The relentless progression of genetic engineering, particularly the advent of CRISPR-Cas9 technology, has ushered humanity into an era of unprecedented possibilities. While much of the discourse surrounding this revolutionary tool focuses on eradicating hereditary diseases and enhancing agricultural yields, its potential implications for the future of education systems are both profound and highly contentious. As we delve deeper into the genetic underpinnings of cognitive abilities, society must grapple with the ethical and structural challenges that may arise in classrooms of the future.

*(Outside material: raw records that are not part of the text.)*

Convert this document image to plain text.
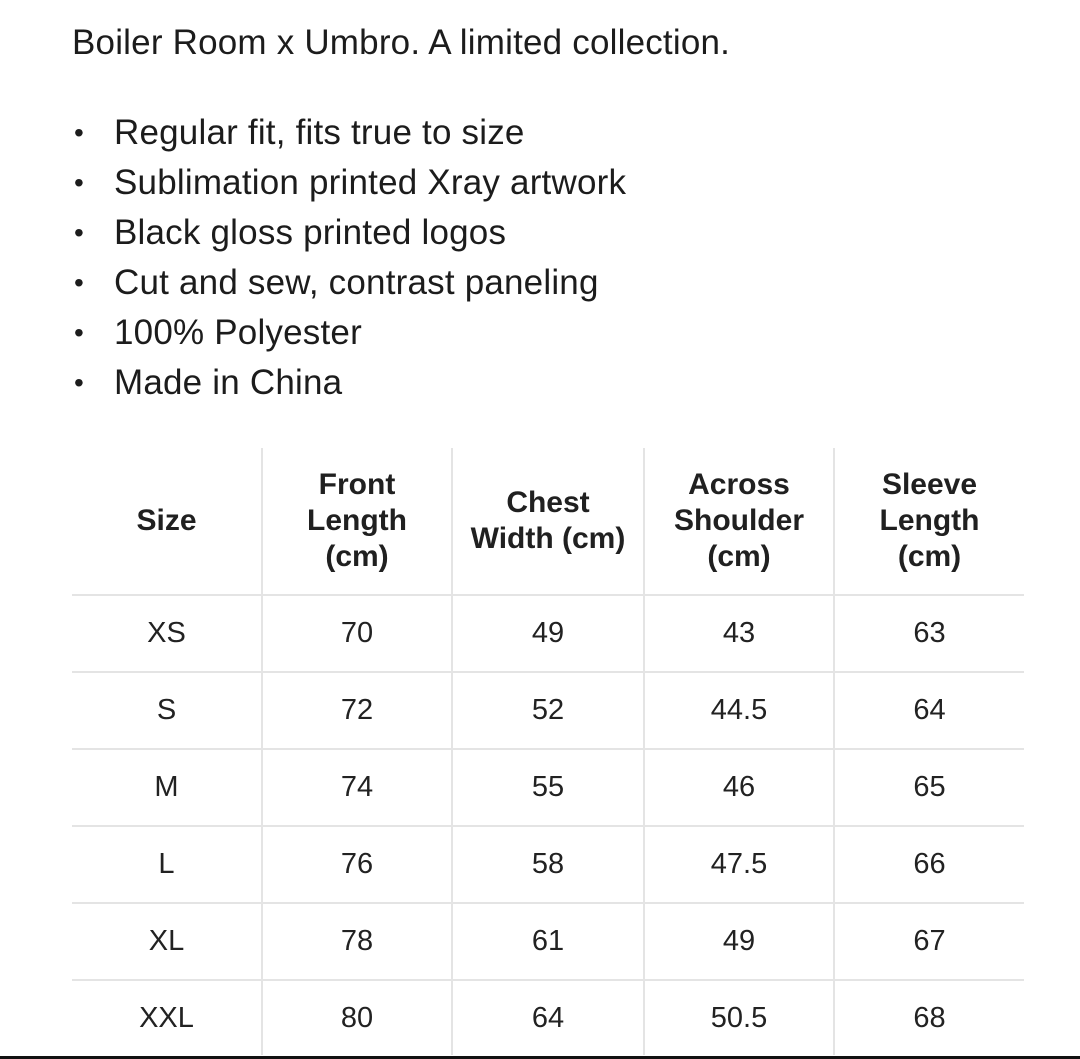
Boiler Room x Umbro. A limited collection.

• Regular fit, fits true to size
• Sublimation printed Xray artwork
• Black gloss printed logos
• Cut and sew, contrast paneling
• 100% Polyester
• Made in China
Size	Front
Length
(cm)	Chest
Width (cm)	Across
Shoulder
(cm)	Sleeve
Length
(cm)

XS	70	49	43	63
S	72	52	44.5	64
M	74	55	46	65
L	76	58	47.5	66
XL	78	61	49	67
XXL	80	64	50.5	68
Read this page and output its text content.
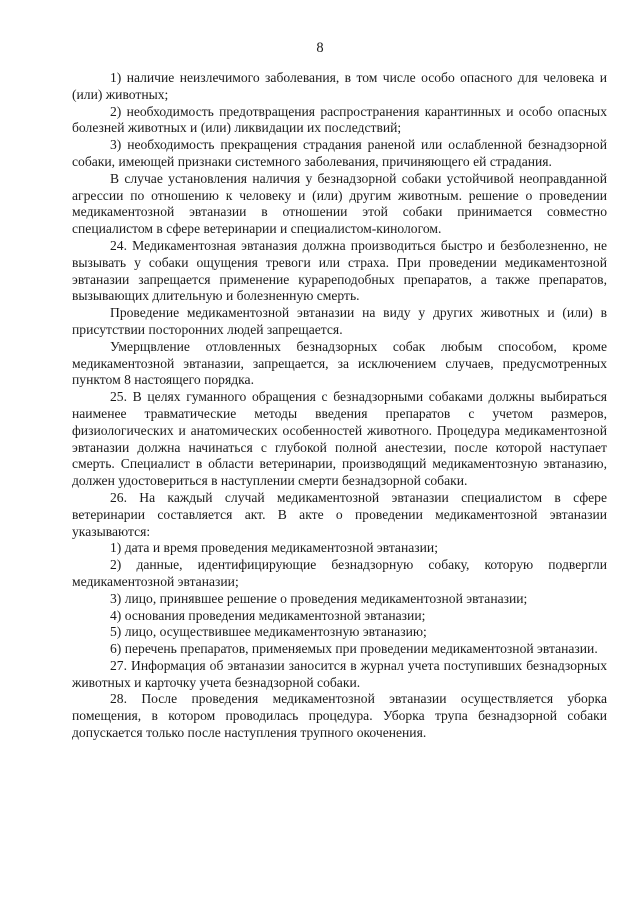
8

1) наличие неизлечимого заболевания, в том числе особо опасного для человека и (или) животных;

2) необходимость предотвращения распространения карантинных и особо опасных болезней животных и (или) ликвидации их последствий;

3) необходимость прекращения страдания раненой или ослабленной безнадзорной собаки, имеющей признаки системного заболевания, причиняющего ей страдания.

В случае установления наличия у безнадзорной собаки устойчивой неоправданной агрессии по отношению к человеку и (или) другим животным. решение о проведении медикаментозной эвтаназии в отношении этой собаки принимается совместно специалистом в сфере ветеринарии и специалистом-кинологом.

24. Медикаментозная эвтаназия должна производиться быстро и безболезненно, не вызывать у собаки ощущения тревоги или страха. При проведении медикаментозной эвтаназии запрещается применение курареподобных препаратов, а также препаратов, вызывающих длительную и болезненную смерть.

Проведение медикаментозной эвтаназии на виду у других животных и (или) в присутствии посторонних людей запрещается.

Умерщвление отловленных безнадзорных собак любым способом, кроме медикаментозной эвтаназии, запрещается, за исключением случаев, предусмотренных пунктом 8 настоящего порядка.

25. В целях гуманного обращения с безнадзорными собаками должны выбираться наименее травматические методы введения препаратов с учетом размеров, физиологических и анатомических особенностей животного. Процедура медикаментозной эвтаназии должна начинаться с глубокой полной анестезии, после которой наступает смерть. Специалист в области ветеринарии, производящий медикаментозную эвтаназию, должен удостовериться в наступлении смерти безнадзорной собаки.

26. На каждый случай медикаментозной эвтаназии специалистом в сфере ветеринарии составляется акт. В акте о проведении медикаментозной эвтаназии указываются:

1) дата и время проведения медикаментозной эвтаназии;

2) данные, идентифицирующие безнадзорную собаку, которую подвергли медикаментозной эвтаназии;

3) лицо, принявшее решение о проведения медикаментозной эвтаназии;

4) основания проведения медикаментозной эвтаназии;

5) лицо, осуществившее медикаментозную эвтаназию;

6) перечень препаратов, применяемых при проведении медикаментозной эвтаназии.

27. Информация об эвтаназии заносится в журнал учета поступивших безнадзорных животных и карточку учета безнадзорной собаки.

28. После проведения медикаментозной эвтаназии осуществляется уборка помещения, в котором проводилась процедура. Уборка трупа безнадзорной собаки допускается только после наступления трупного окоченения.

At present, educational paradigms are predicated on the assumption of inherent neurological diversity. Schools are designed to accommodate a spectrum of learning paces, aptitudes, and cognitive styles. However, the theoretical capability to genetically enhance traits such as memory retention, focus, and analytical reasoning could fundamentally disrupt this egalitarian foundation. If cognitive enhancement becomes a reality, we risk creating a bifurcated educational landscape. Affluent families, capable of affording such interventions, might inadvertently engineer a generation of "super-students," leaving those without access to languish in a structurally disadvantaged tier.

This potential genetic stratification would exacerbate existing socioeconomic inequalities, transforming biological advantages into insurmountable academic and professional barriers. Education systems would be forced to adapt, potentially creating entirely separate curricula or evaluation metrics to distinguish between enhanced and non-enhanced individuals. The very concept of meritocracy—the belief that hard work and perseverance lead to success—would be profoundly undermined if cognitive capabilities were largely predetermined by genetic editing.

Furthermore, an overemphasis on engineered intelligence might inadvertently diminish the value of neurodiversity. Attributes such as creativity, emotional intelligence, and lateral thinking, which are incredibly complex and likely polygenic, might be sidelined in favor of easily quantifiable metrics like standardized test scores. The richness of human innovation often stems from diverse cognitive approaches, and homogenizing intellectual profiles could ultimately stifle societal progress.

In conclusion, while genetic engineering holds the promise of mitigating cognitive impairments, its unchecked application poses a formidable threat to the integrity and equity of our education systems. As we navigate this uncharted territory, rigorous ethical frameworks and inclusive policies must be established. It is imperative that we safeguard the fundamental principle that education should be a great equalizer, not a mechanism that amplifies biological disparities.